The announcement to slash its key interest rate to 15% from 17% marked the first cut since December 2011.
The rate cut had come after the government urged the central bank to help boost the economy, prompting some analysts to accuse the bank of caving in to political pressure.
The ruble tumbled following the announcement, falling to 81 against the euro and 71 against the dollar. A day ago, it was trading at 77.6 to the euro and 68.73 to the dollar.
The bank argued that its action was "aimed at averting the sizeable decline in economic activity against the background of negative external factors," apparently referring to U.S. and EU sanctions as well as sliding crude prices.
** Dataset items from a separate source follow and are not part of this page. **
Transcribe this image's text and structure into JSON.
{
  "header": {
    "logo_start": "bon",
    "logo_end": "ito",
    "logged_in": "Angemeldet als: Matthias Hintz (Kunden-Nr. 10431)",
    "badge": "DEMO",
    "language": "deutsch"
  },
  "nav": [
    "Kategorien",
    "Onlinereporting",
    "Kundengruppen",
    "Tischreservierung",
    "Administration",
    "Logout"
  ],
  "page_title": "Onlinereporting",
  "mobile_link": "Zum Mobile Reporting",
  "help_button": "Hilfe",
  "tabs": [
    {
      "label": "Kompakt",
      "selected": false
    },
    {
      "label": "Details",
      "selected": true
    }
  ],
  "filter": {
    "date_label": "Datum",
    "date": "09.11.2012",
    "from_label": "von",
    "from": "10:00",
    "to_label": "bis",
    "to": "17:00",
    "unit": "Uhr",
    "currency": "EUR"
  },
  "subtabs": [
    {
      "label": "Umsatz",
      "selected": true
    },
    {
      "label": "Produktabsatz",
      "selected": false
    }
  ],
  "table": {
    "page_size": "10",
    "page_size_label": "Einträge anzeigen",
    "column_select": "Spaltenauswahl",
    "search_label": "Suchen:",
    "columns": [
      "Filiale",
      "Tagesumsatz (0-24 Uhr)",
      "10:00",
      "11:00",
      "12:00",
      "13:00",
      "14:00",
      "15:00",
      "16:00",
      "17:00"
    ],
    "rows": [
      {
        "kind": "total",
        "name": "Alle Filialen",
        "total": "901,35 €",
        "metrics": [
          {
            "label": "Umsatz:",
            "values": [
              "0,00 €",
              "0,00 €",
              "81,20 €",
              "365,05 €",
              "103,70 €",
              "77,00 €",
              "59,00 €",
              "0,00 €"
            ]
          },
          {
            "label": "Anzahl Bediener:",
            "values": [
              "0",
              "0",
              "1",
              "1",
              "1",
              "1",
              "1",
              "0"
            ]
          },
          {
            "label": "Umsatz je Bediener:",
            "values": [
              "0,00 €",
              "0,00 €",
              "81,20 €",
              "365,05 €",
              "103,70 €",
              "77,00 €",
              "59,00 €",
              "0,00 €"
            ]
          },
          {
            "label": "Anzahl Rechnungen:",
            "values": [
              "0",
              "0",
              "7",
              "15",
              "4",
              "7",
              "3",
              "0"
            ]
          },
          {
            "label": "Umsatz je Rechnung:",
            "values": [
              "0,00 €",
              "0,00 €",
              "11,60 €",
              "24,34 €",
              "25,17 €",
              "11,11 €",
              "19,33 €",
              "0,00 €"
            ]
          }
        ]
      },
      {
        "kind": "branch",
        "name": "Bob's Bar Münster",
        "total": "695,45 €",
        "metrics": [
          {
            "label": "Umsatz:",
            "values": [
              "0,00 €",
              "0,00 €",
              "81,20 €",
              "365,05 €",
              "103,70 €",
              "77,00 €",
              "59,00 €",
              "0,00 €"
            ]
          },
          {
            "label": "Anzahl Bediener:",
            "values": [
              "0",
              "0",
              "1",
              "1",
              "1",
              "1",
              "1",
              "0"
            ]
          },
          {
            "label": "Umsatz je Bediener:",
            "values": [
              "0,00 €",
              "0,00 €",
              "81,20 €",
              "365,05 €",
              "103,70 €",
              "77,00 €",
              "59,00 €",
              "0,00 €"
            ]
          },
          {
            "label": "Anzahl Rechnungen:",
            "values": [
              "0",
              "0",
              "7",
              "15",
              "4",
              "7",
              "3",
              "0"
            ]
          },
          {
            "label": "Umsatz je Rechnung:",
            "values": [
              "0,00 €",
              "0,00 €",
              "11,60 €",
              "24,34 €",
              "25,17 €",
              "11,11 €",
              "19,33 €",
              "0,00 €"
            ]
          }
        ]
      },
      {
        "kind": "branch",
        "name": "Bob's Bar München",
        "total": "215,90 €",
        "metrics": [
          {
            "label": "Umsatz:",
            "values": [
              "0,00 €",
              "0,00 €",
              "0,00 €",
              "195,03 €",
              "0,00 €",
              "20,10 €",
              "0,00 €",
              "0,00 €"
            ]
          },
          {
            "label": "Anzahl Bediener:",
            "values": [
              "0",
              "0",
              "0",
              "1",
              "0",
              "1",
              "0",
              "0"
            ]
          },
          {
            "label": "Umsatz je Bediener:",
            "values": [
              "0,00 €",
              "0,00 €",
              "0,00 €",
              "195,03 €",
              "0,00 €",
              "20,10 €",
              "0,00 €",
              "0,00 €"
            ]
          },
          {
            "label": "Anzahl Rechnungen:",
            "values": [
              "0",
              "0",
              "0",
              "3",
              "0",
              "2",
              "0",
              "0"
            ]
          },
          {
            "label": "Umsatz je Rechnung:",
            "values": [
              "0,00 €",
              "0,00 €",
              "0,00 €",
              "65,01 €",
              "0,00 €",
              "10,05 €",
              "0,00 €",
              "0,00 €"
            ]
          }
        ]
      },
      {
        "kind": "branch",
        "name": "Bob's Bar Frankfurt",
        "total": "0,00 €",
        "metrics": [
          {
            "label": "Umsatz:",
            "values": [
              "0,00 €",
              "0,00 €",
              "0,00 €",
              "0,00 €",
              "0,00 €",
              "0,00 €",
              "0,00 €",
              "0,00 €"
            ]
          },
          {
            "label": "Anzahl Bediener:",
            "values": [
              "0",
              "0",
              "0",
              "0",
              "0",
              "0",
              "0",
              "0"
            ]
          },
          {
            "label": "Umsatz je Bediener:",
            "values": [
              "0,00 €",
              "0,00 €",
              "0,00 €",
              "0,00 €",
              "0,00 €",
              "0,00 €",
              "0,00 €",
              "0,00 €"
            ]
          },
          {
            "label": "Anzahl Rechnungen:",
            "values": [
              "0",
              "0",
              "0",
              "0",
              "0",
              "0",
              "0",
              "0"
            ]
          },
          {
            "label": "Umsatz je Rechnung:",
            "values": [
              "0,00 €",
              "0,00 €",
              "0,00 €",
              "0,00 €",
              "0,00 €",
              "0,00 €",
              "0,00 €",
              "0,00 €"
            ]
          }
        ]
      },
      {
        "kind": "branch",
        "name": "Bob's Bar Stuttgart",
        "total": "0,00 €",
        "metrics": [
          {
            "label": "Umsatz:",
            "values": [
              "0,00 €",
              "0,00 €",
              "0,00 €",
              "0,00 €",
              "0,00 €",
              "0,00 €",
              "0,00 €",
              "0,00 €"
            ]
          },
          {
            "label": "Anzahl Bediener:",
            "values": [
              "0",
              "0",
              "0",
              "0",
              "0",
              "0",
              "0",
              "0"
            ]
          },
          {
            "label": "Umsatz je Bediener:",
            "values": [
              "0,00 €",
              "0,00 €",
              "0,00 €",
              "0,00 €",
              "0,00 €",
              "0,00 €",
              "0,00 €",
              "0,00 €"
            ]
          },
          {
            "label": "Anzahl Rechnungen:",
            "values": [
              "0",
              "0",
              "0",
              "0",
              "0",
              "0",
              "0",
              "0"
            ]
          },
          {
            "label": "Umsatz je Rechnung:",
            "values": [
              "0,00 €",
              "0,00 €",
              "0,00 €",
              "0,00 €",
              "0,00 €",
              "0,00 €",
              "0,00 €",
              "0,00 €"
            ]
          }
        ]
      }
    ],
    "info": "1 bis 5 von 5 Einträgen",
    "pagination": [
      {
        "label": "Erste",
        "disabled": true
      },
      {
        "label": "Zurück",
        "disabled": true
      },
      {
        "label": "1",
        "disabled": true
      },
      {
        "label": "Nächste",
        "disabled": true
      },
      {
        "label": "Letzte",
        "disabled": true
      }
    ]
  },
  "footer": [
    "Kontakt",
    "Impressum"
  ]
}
On December 15 it jacked up the key rate to 17% from 10.5% in a bid to stabilize the ruble, only to see the currency suffer its worst plunge since President Vladimir Putin came to power 15 years ago, sparking a panic in a country haunted by memories of hyperinflation.
The interest rate was then widely seen as untenably high but the central bank said on Friday that December hike had "resulted in stabilization of inflation and depreciation expectations."
Inflation reached 11.4% in 2014 and could soar to 17% within months, deputy economy minister Alexei Vedev said.
But the central bank said the surge in consumer prices was temporary.
In the longer term, "the inflation pressure will be contained by decrease of economic activity," it said, forecasting inflation to fall below 10% in January 2016.